Design an experiment for exploratory recommendations
Company: TikTok
Role: Data Scientist
Category: Analytics & Experimentation
Difficulty: Hard
Interview Round: Technical Screen
## Context
You are launching an online A/B test for a new version of a recommendation algorithm. The goal of the new algorithm is to increase users’ **exploration behavior** (discovering new or diverse content). A known challenge is that, in the short term, the new algorithm may **slightly reduce core engagement metrics** (e.g., like rate).
## Tasks
1. **Experiment design:** How would you design and run this experiment to decide whether to launch the new algorithm?
2. **Metric definition:**
- How would you **define and measure “exploration”**?

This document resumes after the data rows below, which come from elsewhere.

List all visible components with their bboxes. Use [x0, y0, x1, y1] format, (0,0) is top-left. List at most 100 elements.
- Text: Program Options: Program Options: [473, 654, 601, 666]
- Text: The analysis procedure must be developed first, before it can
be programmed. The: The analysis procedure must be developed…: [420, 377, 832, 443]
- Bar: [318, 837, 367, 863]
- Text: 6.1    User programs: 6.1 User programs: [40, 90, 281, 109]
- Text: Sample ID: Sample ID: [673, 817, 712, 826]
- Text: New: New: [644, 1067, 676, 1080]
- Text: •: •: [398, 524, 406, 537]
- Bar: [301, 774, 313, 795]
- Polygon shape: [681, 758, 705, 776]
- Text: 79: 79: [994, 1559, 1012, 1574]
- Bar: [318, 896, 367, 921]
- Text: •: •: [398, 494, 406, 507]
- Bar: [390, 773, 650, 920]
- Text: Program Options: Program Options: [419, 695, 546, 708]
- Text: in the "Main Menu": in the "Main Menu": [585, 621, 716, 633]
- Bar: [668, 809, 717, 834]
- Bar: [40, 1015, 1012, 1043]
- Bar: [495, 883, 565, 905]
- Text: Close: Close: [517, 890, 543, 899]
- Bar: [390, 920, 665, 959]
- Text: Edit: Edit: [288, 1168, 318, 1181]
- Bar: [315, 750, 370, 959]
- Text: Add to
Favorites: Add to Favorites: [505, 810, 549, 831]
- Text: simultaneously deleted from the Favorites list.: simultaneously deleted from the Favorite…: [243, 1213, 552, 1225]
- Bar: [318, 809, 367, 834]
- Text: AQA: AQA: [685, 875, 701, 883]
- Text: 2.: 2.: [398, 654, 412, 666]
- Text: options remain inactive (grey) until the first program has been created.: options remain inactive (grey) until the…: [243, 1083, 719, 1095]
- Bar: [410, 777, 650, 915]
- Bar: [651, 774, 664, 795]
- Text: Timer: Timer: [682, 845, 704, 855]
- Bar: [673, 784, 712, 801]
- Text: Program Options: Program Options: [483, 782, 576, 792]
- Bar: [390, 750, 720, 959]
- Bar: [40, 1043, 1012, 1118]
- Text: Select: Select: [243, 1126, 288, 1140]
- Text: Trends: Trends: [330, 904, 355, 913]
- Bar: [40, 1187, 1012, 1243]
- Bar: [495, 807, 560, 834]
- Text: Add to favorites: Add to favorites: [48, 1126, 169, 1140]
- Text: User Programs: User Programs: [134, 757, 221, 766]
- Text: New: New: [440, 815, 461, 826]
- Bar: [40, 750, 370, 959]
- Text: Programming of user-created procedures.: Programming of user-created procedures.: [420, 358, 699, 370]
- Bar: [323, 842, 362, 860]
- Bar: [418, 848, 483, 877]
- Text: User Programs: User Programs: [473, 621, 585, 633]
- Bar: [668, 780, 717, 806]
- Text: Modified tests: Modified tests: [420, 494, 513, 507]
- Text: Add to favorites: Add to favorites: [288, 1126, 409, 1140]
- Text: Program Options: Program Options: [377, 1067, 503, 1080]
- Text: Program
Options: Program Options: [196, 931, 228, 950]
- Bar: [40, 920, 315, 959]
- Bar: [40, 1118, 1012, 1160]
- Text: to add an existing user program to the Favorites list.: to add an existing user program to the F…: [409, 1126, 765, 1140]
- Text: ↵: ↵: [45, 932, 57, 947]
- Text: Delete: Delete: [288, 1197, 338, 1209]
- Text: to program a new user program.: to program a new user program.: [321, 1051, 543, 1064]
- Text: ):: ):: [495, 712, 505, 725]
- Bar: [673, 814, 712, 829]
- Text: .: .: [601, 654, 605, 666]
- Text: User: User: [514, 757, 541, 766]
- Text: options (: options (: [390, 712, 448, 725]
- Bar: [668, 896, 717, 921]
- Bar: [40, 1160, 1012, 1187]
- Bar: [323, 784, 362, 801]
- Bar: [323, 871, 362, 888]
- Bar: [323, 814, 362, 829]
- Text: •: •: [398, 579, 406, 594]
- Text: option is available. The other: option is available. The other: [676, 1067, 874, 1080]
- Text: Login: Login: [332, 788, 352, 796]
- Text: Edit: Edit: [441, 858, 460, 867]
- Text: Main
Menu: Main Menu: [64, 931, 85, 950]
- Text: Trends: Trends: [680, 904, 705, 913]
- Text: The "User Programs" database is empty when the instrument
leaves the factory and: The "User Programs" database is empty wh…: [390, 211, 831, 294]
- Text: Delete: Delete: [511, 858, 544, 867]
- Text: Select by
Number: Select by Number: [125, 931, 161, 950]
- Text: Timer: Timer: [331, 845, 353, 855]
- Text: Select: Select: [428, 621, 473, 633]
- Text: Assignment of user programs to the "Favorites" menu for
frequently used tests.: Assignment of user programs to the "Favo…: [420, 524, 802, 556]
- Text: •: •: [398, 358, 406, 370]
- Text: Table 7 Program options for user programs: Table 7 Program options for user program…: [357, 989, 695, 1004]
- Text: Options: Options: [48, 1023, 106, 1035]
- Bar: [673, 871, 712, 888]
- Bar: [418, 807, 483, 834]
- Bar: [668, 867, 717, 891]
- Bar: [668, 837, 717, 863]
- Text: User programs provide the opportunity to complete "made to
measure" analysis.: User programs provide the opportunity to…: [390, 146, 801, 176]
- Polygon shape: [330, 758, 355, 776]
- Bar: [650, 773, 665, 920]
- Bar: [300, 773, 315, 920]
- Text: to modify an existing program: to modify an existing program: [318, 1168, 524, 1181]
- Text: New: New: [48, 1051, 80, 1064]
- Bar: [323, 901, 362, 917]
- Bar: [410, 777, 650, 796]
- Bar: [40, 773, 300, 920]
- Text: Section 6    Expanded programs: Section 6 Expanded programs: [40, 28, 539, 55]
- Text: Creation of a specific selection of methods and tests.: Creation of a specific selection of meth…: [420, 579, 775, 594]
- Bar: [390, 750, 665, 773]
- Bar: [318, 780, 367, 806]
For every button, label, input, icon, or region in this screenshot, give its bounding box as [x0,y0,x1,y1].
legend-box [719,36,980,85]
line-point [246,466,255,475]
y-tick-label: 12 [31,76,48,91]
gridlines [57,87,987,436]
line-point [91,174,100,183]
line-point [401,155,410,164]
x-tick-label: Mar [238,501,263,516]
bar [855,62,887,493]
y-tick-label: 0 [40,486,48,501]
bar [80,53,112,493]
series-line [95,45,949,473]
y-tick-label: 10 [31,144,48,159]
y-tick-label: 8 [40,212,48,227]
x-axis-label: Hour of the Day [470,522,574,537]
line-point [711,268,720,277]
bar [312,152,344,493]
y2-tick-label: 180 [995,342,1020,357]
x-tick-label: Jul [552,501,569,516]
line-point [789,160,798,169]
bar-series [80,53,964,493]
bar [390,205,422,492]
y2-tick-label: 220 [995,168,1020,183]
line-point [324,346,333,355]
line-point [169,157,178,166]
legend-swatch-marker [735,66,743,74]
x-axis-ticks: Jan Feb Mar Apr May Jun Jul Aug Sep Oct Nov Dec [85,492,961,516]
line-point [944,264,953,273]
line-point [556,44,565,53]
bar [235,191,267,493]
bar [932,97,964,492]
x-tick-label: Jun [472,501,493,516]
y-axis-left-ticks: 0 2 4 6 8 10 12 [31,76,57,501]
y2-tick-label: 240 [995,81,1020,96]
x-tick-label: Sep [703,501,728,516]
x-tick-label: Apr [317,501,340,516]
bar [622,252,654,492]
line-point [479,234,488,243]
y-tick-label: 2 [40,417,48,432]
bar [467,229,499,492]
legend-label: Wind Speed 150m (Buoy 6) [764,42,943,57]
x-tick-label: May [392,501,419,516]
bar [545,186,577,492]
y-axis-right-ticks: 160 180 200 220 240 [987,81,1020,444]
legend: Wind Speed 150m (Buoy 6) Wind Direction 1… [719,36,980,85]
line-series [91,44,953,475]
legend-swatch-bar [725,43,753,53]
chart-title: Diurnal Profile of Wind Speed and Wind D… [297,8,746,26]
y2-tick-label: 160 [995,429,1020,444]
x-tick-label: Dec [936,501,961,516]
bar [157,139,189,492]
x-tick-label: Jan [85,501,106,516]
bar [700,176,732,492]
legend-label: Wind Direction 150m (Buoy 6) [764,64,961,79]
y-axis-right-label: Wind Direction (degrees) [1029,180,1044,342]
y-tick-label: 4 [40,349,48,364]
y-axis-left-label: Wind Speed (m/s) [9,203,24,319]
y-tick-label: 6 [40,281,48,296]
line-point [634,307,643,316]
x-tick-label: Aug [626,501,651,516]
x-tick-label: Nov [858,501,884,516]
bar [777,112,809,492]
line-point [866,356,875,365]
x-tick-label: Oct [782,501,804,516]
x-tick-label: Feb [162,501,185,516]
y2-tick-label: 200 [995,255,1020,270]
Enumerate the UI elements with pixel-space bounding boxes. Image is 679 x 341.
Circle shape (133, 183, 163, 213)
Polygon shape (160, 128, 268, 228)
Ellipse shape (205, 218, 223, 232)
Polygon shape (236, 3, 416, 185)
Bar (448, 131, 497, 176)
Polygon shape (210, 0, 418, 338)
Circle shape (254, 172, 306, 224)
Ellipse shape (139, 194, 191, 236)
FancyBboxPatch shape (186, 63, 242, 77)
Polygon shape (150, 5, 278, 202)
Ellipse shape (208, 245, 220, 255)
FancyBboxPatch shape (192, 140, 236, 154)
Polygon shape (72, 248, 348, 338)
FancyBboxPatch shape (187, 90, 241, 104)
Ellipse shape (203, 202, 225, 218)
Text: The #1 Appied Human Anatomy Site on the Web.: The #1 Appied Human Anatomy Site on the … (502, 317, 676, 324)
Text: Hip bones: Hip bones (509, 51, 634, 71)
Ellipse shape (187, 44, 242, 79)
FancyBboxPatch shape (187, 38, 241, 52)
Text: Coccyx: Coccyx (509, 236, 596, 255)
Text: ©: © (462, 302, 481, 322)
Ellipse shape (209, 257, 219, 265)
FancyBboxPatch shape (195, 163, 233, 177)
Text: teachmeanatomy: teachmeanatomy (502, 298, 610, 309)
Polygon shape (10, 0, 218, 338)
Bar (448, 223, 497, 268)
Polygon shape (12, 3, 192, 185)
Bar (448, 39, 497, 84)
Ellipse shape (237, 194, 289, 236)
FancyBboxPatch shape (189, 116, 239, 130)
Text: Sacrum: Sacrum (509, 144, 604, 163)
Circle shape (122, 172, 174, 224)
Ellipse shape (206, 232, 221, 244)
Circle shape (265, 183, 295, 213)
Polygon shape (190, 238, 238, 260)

- How would you define and measure **long-term user satisfaction**?
- Besides short-term engagement (e.g., like rate), what **long-term retention / ecosystem health** metrics would you track?
3. **Limited duration constraint:** If the experiment window is limited and you cannot fully observe long-term impact, how would you **analyze, interpret, and make a launch recommendation** (e.g., ship / don’t ship / ramp gradually)?
## Assumptions (you may state and adjust)
- Randomization unit can be user-level.
- You have event logs (impressions, clicks, likes, dwell time, follows, hides/blocks), content metadata (topic/category/creator), and user history.
- You can run holdouts or ramps if needed.
Quick Answer: This question evaluates skills in A/B experiment design, causal inference, metric engineering, and product analytics for recommendation systems within the Analytics & Experimentation domain.